Pour renverser cette tendance et donner la chance d’une vie meilleure, il faut redonner aux personnes la possibilité de travailler. C’est ce que font déjà les religieuses, en aidant les habitants de la province à créer 87 micro-entreprises familiales à San Jose, la ville où elles œuvrent. Un projet auquel la Caritas Saint-Antoine participe, en collaboration avec Via Pacis de Trente (Italie), une association engagée depuis des années dans le sud-est de l’Asie, et grâce surtout au soutien de ses lecteurs.
Les sœurs et l’Église locale savent réagir, Sœur Rosanna peut bien en témoigner à la suite de ses 30 ans de mission ! Au début cela n’a pas été facile : « En 1992, je faisais partie du premier groupe des Servantes du Très-Saint-Sacrement qui avaient été appelées par le nouveau vicaire apostolique du Mindoro occidental pour aider l’Église locale.
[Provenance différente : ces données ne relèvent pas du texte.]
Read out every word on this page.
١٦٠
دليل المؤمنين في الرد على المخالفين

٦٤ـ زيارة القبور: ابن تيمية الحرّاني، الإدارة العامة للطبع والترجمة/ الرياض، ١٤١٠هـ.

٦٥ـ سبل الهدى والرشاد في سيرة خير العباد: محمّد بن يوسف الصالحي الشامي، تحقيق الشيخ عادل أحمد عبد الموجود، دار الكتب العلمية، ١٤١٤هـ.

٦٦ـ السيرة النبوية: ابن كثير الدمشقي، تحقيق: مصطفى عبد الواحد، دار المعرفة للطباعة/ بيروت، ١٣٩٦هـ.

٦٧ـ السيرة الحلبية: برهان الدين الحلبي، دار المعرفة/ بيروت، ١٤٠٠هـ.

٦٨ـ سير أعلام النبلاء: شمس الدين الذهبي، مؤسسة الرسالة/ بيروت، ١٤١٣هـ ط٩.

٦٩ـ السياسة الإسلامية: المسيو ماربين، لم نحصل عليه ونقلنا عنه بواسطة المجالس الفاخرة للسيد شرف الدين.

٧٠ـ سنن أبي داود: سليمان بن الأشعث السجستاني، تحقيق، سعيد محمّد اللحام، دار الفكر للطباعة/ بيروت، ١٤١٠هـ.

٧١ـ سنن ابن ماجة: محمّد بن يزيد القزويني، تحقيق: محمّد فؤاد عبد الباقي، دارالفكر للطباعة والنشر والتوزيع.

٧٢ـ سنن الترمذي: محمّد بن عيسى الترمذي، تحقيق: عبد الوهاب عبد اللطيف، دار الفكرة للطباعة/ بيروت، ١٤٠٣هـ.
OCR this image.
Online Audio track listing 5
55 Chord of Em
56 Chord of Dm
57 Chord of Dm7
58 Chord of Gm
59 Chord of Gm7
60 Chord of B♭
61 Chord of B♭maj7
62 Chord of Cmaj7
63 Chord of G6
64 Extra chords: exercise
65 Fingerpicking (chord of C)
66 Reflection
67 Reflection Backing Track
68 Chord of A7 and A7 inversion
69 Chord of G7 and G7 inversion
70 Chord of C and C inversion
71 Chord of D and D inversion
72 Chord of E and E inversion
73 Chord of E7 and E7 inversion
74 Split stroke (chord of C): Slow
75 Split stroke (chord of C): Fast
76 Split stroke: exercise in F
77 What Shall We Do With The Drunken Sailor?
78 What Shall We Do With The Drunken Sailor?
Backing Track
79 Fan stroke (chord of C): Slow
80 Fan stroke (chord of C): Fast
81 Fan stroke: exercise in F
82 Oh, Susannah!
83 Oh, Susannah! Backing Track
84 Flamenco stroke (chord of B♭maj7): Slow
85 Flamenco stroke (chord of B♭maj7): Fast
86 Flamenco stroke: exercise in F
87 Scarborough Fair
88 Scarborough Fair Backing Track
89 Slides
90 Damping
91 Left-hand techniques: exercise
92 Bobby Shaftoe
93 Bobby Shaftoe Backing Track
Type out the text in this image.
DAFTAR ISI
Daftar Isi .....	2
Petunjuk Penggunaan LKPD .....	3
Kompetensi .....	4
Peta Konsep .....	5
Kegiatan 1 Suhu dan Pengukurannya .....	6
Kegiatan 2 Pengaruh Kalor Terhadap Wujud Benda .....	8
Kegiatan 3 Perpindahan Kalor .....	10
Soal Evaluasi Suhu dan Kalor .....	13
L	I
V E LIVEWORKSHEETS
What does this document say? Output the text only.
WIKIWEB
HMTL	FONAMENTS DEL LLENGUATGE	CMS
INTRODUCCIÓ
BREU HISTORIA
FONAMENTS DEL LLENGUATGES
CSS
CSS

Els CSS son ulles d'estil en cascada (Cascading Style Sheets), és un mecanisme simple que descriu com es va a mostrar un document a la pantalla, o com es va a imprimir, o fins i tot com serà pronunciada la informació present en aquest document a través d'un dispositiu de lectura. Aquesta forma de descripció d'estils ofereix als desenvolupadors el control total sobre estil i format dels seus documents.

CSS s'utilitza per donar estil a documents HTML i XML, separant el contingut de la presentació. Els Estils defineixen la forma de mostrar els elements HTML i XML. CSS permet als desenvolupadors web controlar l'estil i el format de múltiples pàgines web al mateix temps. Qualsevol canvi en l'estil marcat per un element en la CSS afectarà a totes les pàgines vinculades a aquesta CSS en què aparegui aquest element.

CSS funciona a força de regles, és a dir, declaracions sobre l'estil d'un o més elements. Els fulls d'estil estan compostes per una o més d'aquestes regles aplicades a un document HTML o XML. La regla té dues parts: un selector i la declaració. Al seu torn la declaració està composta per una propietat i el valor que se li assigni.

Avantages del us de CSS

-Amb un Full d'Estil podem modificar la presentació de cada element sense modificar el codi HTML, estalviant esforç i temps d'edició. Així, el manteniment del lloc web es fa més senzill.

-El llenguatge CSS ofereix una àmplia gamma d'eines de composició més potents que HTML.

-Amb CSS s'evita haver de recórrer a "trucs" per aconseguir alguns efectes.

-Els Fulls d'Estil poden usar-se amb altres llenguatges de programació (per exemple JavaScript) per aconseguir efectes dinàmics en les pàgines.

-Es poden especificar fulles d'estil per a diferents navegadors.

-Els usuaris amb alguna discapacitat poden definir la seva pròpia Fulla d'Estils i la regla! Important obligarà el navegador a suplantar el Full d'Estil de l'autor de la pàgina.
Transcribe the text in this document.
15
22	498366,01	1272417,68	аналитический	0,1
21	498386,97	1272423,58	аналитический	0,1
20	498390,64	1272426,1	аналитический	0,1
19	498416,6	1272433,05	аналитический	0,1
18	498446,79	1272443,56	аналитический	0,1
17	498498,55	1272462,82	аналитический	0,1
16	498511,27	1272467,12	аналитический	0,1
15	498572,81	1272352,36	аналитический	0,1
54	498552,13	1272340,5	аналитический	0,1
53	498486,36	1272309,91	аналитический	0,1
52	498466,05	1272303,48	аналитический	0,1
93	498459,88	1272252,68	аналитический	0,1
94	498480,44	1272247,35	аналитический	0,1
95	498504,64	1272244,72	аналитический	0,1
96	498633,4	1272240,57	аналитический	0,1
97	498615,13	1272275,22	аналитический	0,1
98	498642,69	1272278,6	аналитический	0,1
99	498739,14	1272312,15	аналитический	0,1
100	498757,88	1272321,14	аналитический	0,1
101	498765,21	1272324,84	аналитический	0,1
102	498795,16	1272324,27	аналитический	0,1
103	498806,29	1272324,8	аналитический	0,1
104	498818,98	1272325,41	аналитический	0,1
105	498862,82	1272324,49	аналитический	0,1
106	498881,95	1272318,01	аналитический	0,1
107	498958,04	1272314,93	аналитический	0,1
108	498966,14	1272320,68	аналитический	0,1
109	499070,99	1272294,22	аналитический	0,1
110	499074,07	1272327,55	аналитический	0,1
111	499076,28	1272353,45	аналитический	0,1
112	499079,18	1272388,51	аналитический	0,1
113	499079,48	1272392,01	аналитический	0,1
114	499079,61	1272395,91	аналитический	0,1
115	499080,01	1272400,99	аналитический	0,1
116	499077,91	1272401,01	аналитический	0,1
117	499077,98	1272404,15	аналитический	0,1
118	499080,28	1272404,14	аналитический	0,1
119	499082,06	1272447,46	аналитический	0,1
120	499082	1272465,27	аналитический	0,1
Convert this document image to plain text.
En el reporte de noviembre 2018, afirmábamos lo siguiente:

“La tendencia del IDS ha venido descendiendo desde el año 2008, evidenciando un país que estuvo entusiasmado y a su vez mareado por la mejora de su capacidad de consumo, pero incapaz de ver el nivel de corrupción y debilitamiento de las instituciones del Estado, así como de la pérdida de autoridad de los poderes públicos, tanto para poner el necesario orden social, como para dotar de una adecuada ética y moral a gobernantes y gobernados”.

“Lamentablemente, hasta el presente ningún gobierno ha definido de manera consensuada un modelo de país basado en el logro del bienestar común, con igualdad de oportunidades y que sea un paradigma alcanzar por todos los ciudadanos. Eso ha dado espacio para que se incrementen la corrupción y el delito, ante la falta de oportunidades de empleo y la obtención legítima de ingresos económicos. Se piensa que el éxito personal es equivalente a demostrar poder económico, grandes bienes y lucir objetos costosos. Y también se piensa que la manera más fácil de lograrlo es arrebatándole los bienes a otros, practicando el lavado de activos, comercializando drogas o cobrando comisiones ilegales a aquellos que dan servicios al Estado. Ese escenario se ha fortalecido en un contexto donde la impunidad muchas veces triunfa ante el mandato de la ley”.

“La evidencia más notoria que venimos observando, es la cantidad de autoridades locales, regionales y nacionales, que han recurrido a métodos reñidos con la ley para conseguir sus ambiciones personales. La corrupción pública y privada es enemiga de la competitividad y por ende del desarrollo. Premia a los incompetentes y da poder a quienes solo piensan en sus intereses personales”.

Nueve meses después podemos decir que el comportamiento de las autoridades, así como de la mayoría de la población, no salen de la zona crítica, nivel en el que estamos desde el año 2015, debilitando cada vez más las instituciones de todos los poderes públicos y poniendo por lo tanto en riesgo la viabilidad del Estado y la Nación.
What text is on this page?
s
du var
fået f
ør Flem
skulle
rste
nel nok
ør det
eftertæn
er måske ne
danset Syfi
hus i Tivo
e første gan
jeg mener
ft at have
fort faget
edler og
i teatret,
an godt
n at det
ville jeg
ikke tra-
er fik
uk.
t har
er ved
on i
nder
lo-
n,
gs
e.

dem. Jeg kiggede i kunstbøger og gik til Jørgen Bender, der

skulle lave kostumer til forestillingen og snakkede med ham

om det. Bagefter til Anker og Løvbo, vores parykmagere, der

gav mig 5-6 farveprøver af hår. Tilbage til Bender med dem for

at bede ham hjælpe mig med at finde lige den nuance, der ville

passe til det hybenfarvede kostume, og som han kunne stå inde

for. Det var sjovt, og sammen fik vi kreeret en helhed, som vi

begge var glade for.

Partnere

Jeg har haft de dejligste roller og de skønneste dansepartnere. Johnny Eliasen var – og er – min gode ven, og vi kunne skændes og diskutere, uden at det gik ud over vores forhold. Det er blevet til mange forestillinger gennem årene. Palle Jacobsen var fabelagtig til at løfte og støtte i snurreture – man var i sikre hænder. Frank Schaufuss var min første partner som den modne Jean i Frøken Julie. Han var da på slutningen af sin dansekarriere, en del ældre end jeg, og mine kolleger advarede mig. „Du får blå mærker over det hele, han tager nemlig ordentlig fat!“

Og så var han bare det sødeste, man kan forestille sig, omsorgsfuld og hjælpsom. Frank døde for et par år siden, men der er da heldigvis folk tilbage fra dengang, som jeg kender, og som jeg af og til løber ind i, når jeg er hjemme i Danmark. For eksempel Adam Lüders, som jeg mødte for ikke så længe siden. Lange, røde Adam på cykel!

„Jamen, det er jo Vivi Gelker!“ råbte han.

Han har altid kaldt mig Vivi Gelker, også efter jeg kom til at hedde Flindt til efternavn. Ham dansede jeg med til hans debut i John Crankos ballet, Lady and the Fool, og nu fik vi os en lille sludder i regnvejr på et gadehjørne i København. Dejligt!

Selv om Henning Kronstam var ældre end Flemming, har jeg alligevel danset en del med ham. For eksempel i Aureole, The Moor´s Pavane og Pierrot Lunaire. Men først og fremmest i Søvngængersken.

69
J’étais fascinée par la culture orientale et j’étais donc enthousiaste et reconnaissante d’appartenir à cette nouvelle mission. » Mais la réalité a été, dans un certain sens, bouleversante. « Je rentrais d’une brève expérience missionnaire en Colombie. À l’époque, à Mindoro, il n’y avait pas de téléphone, seules quelques personnes avaient l’électricité, l’eau potable était un luxe et l’assistance médicale un rêve irréalisable. J’avais trouvé cela très difficile de réussir à intégrer cette réalité si différente, pour devenir une sœur en chemin avec ces personnes. »
Dès les premiers jours, j’avais bien compris que n’importe quel projet ou activité quotidienne serait entravé par la géographie des lieux. Pour mieux nous expliquer cela, Sœur Rosanna raconte l’histoire d’une maman de trois enfants, rencontrée au début de sa mission. « Cette femme était arrivée chez nous après que le médecin eut diagnostiqué une leucémie à son enfant de 10 ans. La seule chance de le sauver était d’aller à Manille, la capitale. Un voyage impossible pour quelqu’un dans ces conditions. Mais elle était tout de même partie avec le peu que nous avions pu lui donner pour l’aider. Elle nous avait laissé les deux autres enfants en nous montrant une confiance énorme qui nous avait touchées. Elle est finalement rentrée avec le corps de son enfant, mort, enveloppé dans des feuilles de bananiers car elle n’avait pas d’argent pour un cercueil. J’ai été profondément marquée par sa force et sa résilience : deux caractéristiques que je retrouve et admire dans ce peuple pauvre mais digne. »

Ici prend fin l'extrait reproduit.